Levada’s Social Mood index, which measures Russians’ overall social, political, and economic sentiments, rose to 78 in January from 75 in October, with respondents more upbeat about their family’s material situation, the country’s economic and political situation, and expectations for the country and family.
However, the share of those approving the government fell six points. Why? An increasing number of people, even those who support Putin, believe the government is inefficient, fosters massive corruption, curtails economic opportunities and harms quality of life.
While most Russians believe Putin can put the country back on track, the survey data suggests a growing number of citizens are doubtful. And increasingly citizens feel empowered to drive change themselves.
Levada and Moscow’s Higher School of Economics (HSE) released 2020 data indicating that, 30 years into Russia’s transition to democracy, citizens increasingly believe they can influence their fate.
The share of citizens feeling they can influence what happens in the country rose to 16% in 2020 from 4% in 2006, according to Levada. At the city level, 22% of the respondents last year said they have an influence, up from 8% in 2006.
In a larger survey, HSE reported that the share of respondents who said they are able to influence their community rose to 18% last year from 13% in 2016.
Russians want steady change, feel more empowered.
The data indicates that more Russians are actively addressing a wide range of issues. The foreign press tends to focus on protests, but around the country, people are becoming more active every day to bring change.
Navalny represents a revolutionary approach. But polls suggest that most Russians are not ready for sudden, radical change. And some experts point to another type of opposition politician.

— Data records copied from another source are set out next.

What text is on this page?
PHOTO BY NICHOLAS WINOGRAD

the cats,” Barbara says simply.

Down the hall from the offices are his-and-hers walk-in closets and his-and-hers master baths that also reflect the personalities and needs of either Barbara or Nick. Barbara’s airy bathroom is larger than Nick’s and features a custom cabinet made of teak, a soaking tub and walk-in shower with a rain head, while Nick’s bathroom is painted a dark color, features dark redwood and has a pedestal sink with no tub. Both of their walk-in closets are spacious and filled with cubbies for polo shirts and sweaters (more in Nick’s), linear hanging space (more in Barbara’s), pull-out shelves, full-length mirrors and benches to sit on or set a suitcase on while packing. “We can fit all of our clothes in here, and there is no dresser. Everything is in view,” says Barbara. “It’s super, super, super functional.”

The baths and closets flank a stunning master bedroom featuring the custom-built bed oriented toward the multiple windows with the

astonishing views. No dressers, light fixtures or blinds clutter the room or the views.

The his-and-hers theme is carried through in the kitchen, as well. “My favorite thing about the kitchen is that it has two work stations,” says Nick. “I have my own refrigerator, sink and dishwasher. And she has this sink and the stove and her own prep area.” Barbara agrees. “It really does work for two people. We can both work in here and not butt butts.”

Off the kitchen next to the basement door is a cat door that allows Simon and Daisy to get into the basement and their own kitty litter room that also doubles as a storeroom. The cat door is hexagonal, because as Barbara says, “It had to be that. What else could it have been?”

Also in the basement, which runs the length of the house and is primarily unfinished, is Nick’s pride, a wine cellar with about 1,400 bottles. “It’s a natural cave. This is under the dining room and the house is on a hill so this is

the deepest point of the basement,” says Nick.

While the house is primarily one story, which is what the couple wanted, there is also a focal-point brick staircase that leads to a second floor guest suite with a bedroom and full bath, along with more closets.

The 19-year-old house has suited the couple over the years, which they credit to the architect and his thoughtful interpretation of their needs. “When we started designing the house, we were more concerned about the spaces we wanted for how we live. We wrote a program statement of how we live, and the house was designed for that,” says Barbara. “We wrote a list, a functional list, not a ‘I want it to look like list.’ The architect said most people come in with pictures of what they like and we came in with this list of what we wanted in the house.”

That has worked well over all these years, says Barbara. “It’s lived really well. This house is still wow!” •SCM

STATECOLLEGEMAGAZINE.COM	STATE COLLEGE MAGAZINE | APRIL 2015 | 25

In Novosibirsk — Russia’s third largest city — Independent City Deputy Natalia Pinus posted an editorial last fall asking, “What should those who want change but not a revolution do?” During her first term, she introduced public monthly reports, occasional live reports from city leaders’ meetings and public voting for local projects. She also challenged powerful forces in the city by demanding the publication of the names of all businesses that owe large sums to the city.

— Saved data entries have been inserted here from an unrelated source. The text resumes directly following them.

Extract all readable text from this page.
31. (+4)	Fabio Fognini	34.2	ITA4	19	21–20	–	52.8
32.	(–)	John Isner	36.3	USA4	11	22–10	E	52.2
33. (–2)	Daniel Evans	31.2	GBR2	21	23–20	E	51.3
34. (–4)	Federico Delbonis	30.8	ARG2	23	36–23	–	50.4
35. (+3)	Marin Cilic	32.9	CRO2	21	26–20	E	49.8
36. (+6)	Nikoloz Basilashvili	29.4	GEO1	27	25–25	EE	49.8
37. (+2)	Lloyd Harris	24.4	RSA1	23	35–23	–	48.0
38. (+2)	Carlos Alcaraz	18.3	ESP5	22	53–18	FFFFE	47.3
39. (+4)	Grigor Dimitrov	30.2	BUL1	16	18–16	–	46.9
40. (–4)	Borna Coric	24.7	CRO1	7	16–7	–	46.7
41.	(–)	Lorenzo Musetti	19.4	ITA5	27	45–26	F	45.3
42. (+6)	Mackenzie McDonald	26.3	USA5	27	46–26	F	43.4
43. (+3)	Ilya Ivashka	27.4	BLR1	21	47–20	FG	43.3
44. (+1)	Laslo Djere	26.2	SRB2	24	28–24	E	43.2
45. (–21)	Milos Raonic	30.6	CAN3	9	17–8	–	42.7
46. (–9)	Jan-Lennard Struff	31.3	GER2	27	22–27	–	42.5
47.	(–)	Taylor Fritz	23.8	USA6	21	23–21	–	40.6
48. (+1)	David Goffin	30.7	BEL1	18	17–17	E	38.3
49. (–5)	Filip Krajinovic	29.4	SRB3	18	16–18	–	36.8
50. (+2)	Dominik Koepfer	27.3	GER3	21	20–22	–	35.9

Pinus was re-elected with the largest number of votes in any district, and before the end of the year, the city’s mayor published the list of debtors.
A new sense of empowerment is spreading through villages. Villagers in Manjerok — located in one of the most beautiful but poorest regions in the country — recently united to save the last public space on the village’s river from being auctioned off by the mayor.
Navalny has captured the attention of the world with his demand for a democratic Russia. The world should listen and let Russians decide what their priorities are and who their leaders will be.
Three questions to consider:
- What concerns do people have about Alexei Navalny as an alternative to President Vladimir Putin?
- What should Putin be worried about?
- Should other countries be involved in supporting opposition candidates in Russia?
Sarah Lindemann-Komarova has been a community development activist in Siberia since 1992. She is a founder of the Siberian Civic Initiatives Support Center Foundation and the Russian community school movement. A graduate of Columbia University in the United States, she recently has focused on research and writing. She has written for The Nation and co-authored two academic articles.